Draco couldn’t stop thinking about Granger, and wasn’t tired, so he drank more. No such thing as too much, I suppose. He unbuttoned his shirt a bit and took a seat in front of his fireplace, running his fingers through his hair a few times.
Song: Stressed - UPSAHL
Before Draco knew it, an hour had passed and he was thoroughly knackered, making his way towards the dungeons.
He took his wand out to unlock the door, and clumsily made his way down the stairs, his feet echoing the entire way.
There she was, sat with her knees pulled up to her chest, sitting on her cot. Somehow he knew she wouldn’t be asleep.
“Come to laugh at me some more then?“, Granger asked him angrily, sliding her legs down to dangle off the side of the cot.
“Can you blame me?“, Draco responded confidently, eyes half glazed, “It’s fun to see you get so flustered, Granger” She squirmed slightly. Damn, I love that sight.
“I think your girlfriend had that job covered all on her own then”, she retorted, narrowing her eyes hatefully at him. Let’s see if we can get you to a full burn then, love.
“Girlfriend?“, he laughed. Smartest witch of our age apparently isn’t as smart as she thinks. “If I didn’t know any better, I’d say you were jealous, Grangerrr”, he slurred, and a smirk growing across his lips.

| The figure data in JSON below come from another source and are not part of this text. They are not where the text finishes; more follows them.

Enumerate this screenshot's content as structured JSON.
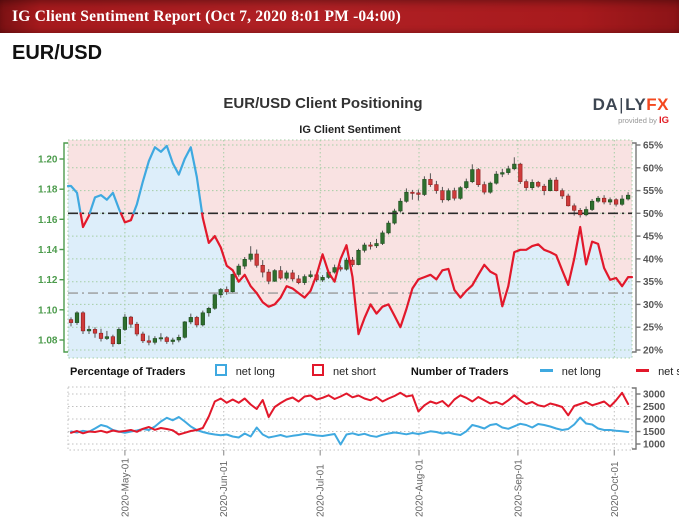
{
  "header": {
    "title": "IG Client Sentiment Report (Oct 7, 2020 8:01 PM -04:00)"
  },
  "instrument": "EUR/USD",
  "chart": {
    "title": "EUR/USD Client Positioning",
    "subtitle": "IG Client Sentiment"
  },
  "logo": {
    "part1": "DA",
    "bar": "|",
    "part2": "LY",
    "part3": "FX",
    "provided": "provided by",
    "ig": "IG"
  },
  "legend": {
    "group1_label": "Percentage of Traders",
    "net_long": "net long",
    "net_short": "net short",
    "group2_label": "Number of Traders",
    "net_long2": "net long",
    "net_short2": "net short"
  },
  "colors": {
    "header_bg": "#a8191c",
    "net_long_blue": "#3fa9e0",
    "net_short_red": "#e2182b",
    "candle_up": "#2e6f2e",
    "candle_down": "#cf3b3b",
    "bg_above": "#f9e2e2",
    "bg_below": "#ddeefa",
    "grid_green": "#a5cda5",
    "grid_gray": "#c0c0c0",
    "price_label_green": "#4c9b4c",
    "axis_gray": "#555555",
    "logo_orange": "#f4481e",
    "logo_dark": "#3d4652",
    "ig_red": "#e21d25"
  },
  "chart_data": [
    {
      "type": "candlestick+line",
      "title": "IG Client Sentiment",
      "x": {
        "labels": [
          "2020-May-01",
          "2020-Jun-01",
          "2020-Jul-01",
          "2020-Aug-01",
          "2020-Sep-01",
          "2020-Oct-01"
        ],
        "tick_indices": [
          9.0,
          25.5,
          41.6,
          58.1,
          74.6,
          90.7
        ]
      },
      "y_left": {
        "name": "EUR/USD price",
        "ticks": [
          "1.08",
          "1.10",
          "1.12",
          "1.14",
          "1.16",
          "1.18",
          "1.20"
        ]
      },
      "y_right": {
        "name": "Percentage of traders",
        "unit": "%",
        "range": [
          20,
          65
        ],
        "ticks": [
          20,
          25,
          30,
          35,
          40,
          45,
          50,
          55,
          60,
          65
        ]
      },
      "reference_lines": [
        {
          "value": 50,
          "color": "#2b2b2b",
          "name": "50-percent-level"
        },
        {
          "value": 32.5,
          "color": "#9a9a9a",
          "name": "current-sentiment-marker"
        }
      ],
      "background": {
        "above_line": "net-short majority shaded pink",
        "below_line": "net-long shaded blue"
      },
      "series": [
        {
          "name": "EUR/USD daily candles",
          "type": "candlestick",
          "ohlc": [
            [
              1.0935,
              1.095,
              1.089,
              1.0915
            ],
            [
              1.0915,
              1.099,
              1.09,
              1.098
            ],
            [
              1.098,
              1.099,
              1.084,
              1.086
            ],
            [
              1.086,
              1.0895,
              1.084,
              1.087
            ],
            [
              1.087,
              1.0885,
              1.0815,
              1.0845
            ],
            [
              1.0845,
              1.0875,
              1.079,
              1.081
            ],
            [
              1.081,
              1.086,
              1.08,
              1.0822
            ],
            [
              1.0822,
              1.0835,
              1.0755,
              1.0775
            ],
            [
              1.0775,
              1.0885,
              1.077,
              1.087
            ],
            [
              1.087,
              1.0972,
              1.086,
              1.0952
            ],
            [
              1.0952,
              1.096,
              1.088,
              1.0905
            ],
            [
              1.0905,
              1.092,
              1.0825,
              1.084
            ],
            [
              1.084,
              1.0855,
              1.078,
              1.0795
            ],
            [
              1.0795,
              1.083,
              1.0765,
              1.0785
            ],
            [
              1.0785,
              1.0825,
              1.077,
              1.081
            ],
            [
              1.081,
              1.0845,
              1.079,
              1.0815
            ],
            [
              1.0815,
              1.0825,
              1.0775,
              1.079
            ],
            [
              1.079,
              1.0815,
              1.077,
              1.08
            ],
            [
              1.08,
              1.0835,
              1.0785,
              1.0818
            ],
            [
              1.0818,
              1.0925,
              1.081,
              1.092
            ],
            [
              1.092,
              1.0975,
              1.0905,
              1.095
            ],
            [
              1.095,
              1.096,
              1.0885,
              1.09
            ],
            [
              1.09,
              1.0995,
              1.089,
              1.098
            ],
            [
              1.098,
              1.102,
              1.0955,
              1.101
            ],
            [
              1.101,
              1.111,
              1.1,
              1.11
            ],
            [
              1.11,
              1.1145,
              1.108,
              1.1135
            ],
            [
              1.1135,
              1.1155,
              1.11,
              1.112
            ],
            [
              1.112,
              1.124,
              1.1115,
              1.1235
            ],
            [
              1.1235,
              1.1305,
              1.122,
              1.129
            ],
            [
              1.129,
              1.135,
              1.127,
              1.1335
            ],
            [
              1.1335,
              1.1422,
              1.132,
              1.137
            ],
            [
              1.137,
              1.14,
              1.128,
              1.1295
            ],
            [
              1.1295,
              1.133,
              1.1215,
              1.125
            ],
            [
              1.125,
              1.127,
              1.117,
              1.119
            ],
            [
              1.119,
              1.127,
              1.1185,
              1.126
            ],
            [
              1.126,
              1.129,
              1.12,
              1.121
            ],
            [
              1.121,
              1.126,
              1.1195,
              1.1245
            ],
            [
              1.1245,
              1.1265,
              1.119,
              1.1205
            ],
            [
              1.1205,
              1.123,
              1.117,
              1.118
            ],
            [
              1.118,
              1.1235,
              1.1165,
              1.122
            ],
            [
              1.122,
              1.126,
              1.121,
              1.1232
            ],
            [
              1.1232,
              1.124,
              1.1185,
              1.1198
            ],
            [
              1.1198,
              1.123,
              1.1185,
              1.1215
            ],
            [
              1.1215,
              1.1265,
              1.1205,
              1.125
            ],
            [
              1.125,
              1.13,
              1.124,
              1.128
            ],
            [
              1.128,
              1.1295,
              1.1255,
              1.127
            ],
            [
              1.127,
              1.1345,
              1.126,
              1.133
            ],
            [
              1.133,
              1.135,
              1.1285,
              1.13
            ],
            [
              1.13,
              1.1405,
              1.1295,
              1.1395
            ],
            [
              1.1395,
              1.1445,
              1.138,
              1.143
            ],
            [
              1.143,
              1.145,
              1.14,
              1.1425
            ],
            [
              1.1425,
              1.147,
              1.141,
              1.144
            ],
            [
              1.144,
              1.1525,
              1.143,
              1.151
            ],
            [
              1.151,
              1.159,
              1.15,
              1.1575
            ],
            [
              1.1575,
              1.167,
              1.1565,
              1.1655
            ],
            [
              1.1655,
              1.174,
              1.1645,
              1.172
            ],
            [
              1.172,
              1.1805,
              1.171,
              1.178
            ],
            [
              1.178,
              1.1795,
              1.173,
              1.1775
            ],
            [
              1.1775,
              1.1797,
              1.1725,
              1.1765
            ],
            [
              1.1765,
              1.1885,
              1.1755,
              1.1865
            ],
            [
              1.1865,
              1.1905,
              1.1815,
              1.183
            ],
            [
              1.183,
              1.1855,
              1.177,
              1.179
            ],
            [
              1.179,
              1.1815,
              1.171,
              1.173
            ],
            [
              1.173,
              1.1805,
              1.172,
              1.179
            ],
            [
              1.179,
              1.181,
              1.1725,
              1.174
            ],
            [
              1.174,
              1.182,
              1.173,
              1.181
            ],
            [
              1.181,
              1.187,
              1.18,
              1.185
            ],
            [
              1.185,
              1.1965,
              1.184,
              1.193
            ],
            [
              1.193,
              1.194,
              1.1815,
              1.183
            ],
            [
              1.183,
              1.185,
              1.1765,
              1.178
            ],
            [
              1.178,
              1.185,
              1.177,
              1.184
            ],
            [
              1.184,
              1.192,
              1.183,
              1.19
            ],
            [
              1.19,
              1.1935,
              1.188,
              1.191
            ],
            [
              1.191,
              1.1955,
              1.1895,
              1.1935
            ],
            [
              1.1935,
              1.2011,
              1.1925,
              1.1966
            ],
            [
              1.1966,
              1.1975,
              1.1835,
              1.185
            ],
            [
              1.185,
              1.1865,
              1.179,
              1.181
            ],
            [
              1.181,
              1.1865,
              1.1795,
              1.1845
            ],
            [
              1.1845,
              1.1855,
              1.181,
              1.182
            ],
            [
              1.182,
              1.1835,
              1.176,
              1.179
            ],
            [
              1.179,
              1.1875,
              1.1785,
              1.186
            ],
            [
              1.186,
              1.188,
              1.1785,
              1.179
            ],
            [
              1.179,
              1.1805,
              1.1735,
              1.1755
            ],
            [
              1.1755,
              1.177,
              1.1685,
              1.169
            ],
            [
              1.169,
              1.1705,
              1.1625,
              1.166
            ],
            [
              1.166,
              1.1675,
              1.1612,
              1.163
            ],
            [
              1.163,
              1.1685,
              1.162,
              1.1665
            ],
            [
              1.1665,
              1.1735,
              1.1655,
              1.172
            ],
            [
              1.172,
              1.1755,
              1.171,
              1.174
            ],
            [
              1.174,
              1.176,
              1.17,
              1.1715
            ],
            [
              1.1715,
              1.1745,
              1.1695,
              1.173
            ],
            [
              1.173,
              1.174,
              1.1685,
              1.17
            ],
            [
              1.17,
              1.176,
              1.169,
              1.1735
            ],
            [
              1.1735,
              1.178,
              1.1725,
              1.176
            ]
          ]
        },
        {
          "name": "net long percentage of traders",
          "type": "line",
          "color_rule": "blue when >= 50, red when < 50",
          "values": [
            56,
            54.5,
            47,
            49.5,
            53.5,
            54,
            53,
            54.5,
            51,
            48,
            48.5,
            52,
            57,
            61.5,
            64.5,
            63.5,
            64.8,
            61,
            58.5,
            62,
            64.5,
            58,
            49,
            43.5,
            45,
            42.5,
            38.5,
            37.5,
            35,
            36.5,
            34,
            32.5,
            30.5,
            29.5,
            30,
            31.5,
            34,
            33.5,
            32.5,
            31.5,
            33,
            36.5,
            41,
            37,
            35,
            40,
            43,
            36,
            23.5,
            27,
            30,
            28,
            29.5,
            30,
            27.5,
            25,
            29,
            33.5,
            35.5,
            36,
            36.5,
            35.5,
            37.5,
            37.8,
            33.2,
            31.5,
            33,
            34.2,
            36.5,
            38.7,
            37.2,
            36.5,
            29.6,
            34,
            41.5,
            42,
            42,
            42.8,
            43.2,
            42,
            41.5,
            40.8,
            37.5,
            34.3,
            40,
            47,
            38.8,
            43.8,
            43.3,
            38,
            35.4,
            35.8,
            34,
            36
          ]
        }
      ]
    },
    {
      "type": "line",
      "name": "Number of Traders",
      "y_right": {
        "ticks": [
          1000,
          1500,
          2000,
          2500,
          3000
        ],
        "range": [
          840,
          3240
        ]
      },
      "series": [
        {
          "name": "net long",
          "color_key": "net_long_blue",
          "values": [
            1500,
            1460,
            1530,
            1490,
            1620,
            1760,
            1700,
            1560,
            1500,
            1450,
            1500,
            1540,
            1600,
            1560,
            1700,
            1900,
            2050,
            1950,
            2080,
            1900,
            1700,
            1560,
            1480,
            1420,
            1380,
            1350,
            1380,
            1300,
            1260,
            1420,
            1300,
            1660,
            1380,
            1260,
            1310,
            1360,
            1290,
            1330,
            1360,
            1410,
            1380,
            1340,
            1320,
            1360,
            1400,
            980,
            1380,
            1430,
            1360,
            1410,
            1330,
            1290,
            1370,
            1420,
            1460,
            1430,
            1390,
            1440,
            1400,
            1450,
            1510,
            1480,
            1420,
            1460,
            1400,
            1360,
            1510,
            1760,
            1700,
            1620,
            1760,
            1800,
            1660,
            1610,
            1710,
            1810,
            1760,
            1660,
            1800,
            1760,
            1700,
            1620,
            1560,
            1600,
            1780,
            2060,
            1820,
            1780,
            1620,
            1560,
            1560,
            1530,
            1510,
            1480
          ]
        },
        {
          "name": "net short",
          "color_key": "net_short_red",
          "values": [
            1450,
            1520,
            1430,
            1500,
            1480,
            1530,
            1460,
            1540,
            1490,
            1520,
            1560,
            1490,
            1610,
            1680,
            1570,
            1640,
            1600,
            1550,
            1380,
            1450,
            1520,
            1560,
            1640,
            2100,
            2700,
            2820,
            2650,
            2780,
            2650,
            2820,
            2580,
            2400,
            2760,
            2080,
            2480,
            2640,
            2780,
            2860,
            2700,
            2900,
            2940,
            2780,
            2850,
            2950,
            2800,
            2900,
            3020,
            2870,
            2940,
            2820,
            2750,
            2880,
            2700,
            2820,
            2920,
            3050,
            2900,
            2950,
            2300,
            2550,
            2700,
            2620,
            2720,
            2500,
            2780,
            2950,
            2850,
            2700,
            2880,
            2750,
            2620,
            2680,
            2580,
            2750,
            2950,
            2750,
            2600,
            2680,
            2550,
            2500,
            2620,
            2560,
            2480,
            2150,
            2520,
            2600,
            2680,
            2550,
            2620,
            2700,
            2500,
            2750,
            3050,
            2600
          ]
        }
      ]
    }
  ]
}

“Well Malfoy, If I didn’t know any better, I’d say you’re wasted. I can smell you from here”, she said with a scoff. Sniffed me out have you?
He took four long strides across the room before he reached her cot. He bent down to where she sat, not stopping until his face was mere inches from hers. “Then tell me, what have I been drinking?” He could see the shock on her face, and he loved it. Loved that he could make her cheeks go bright pink that way.
His tongue darted out to wet his lips automatically. He glanced down at hers, admiring the soft, supple look of them before asking, “or would you need to taste it to know?” Say yes. Merlin, please say yes.
He tried to read the expression on her face but when she didn’t even breathe in response, he glanced at her lips once more before taking a step back. Merlin, the self-control it took for him to take that step.
“Don’t report to me anymore unless I specifically ask you to or if you think it’s something I need to know - I don’t like being interrupted like I was tonight”, he said in an irritated tone, but Hermione was still inert where she sat.
He left the room, making his way up the stairs, and turning to lock the door without looking back at her. He was rock hard in his pants, and his body was overly warm from the excess of alcohol, his blood rushing from the tension that had filled the room. It was like an addictive chemical, and Merlin knows what an addict Draco could be.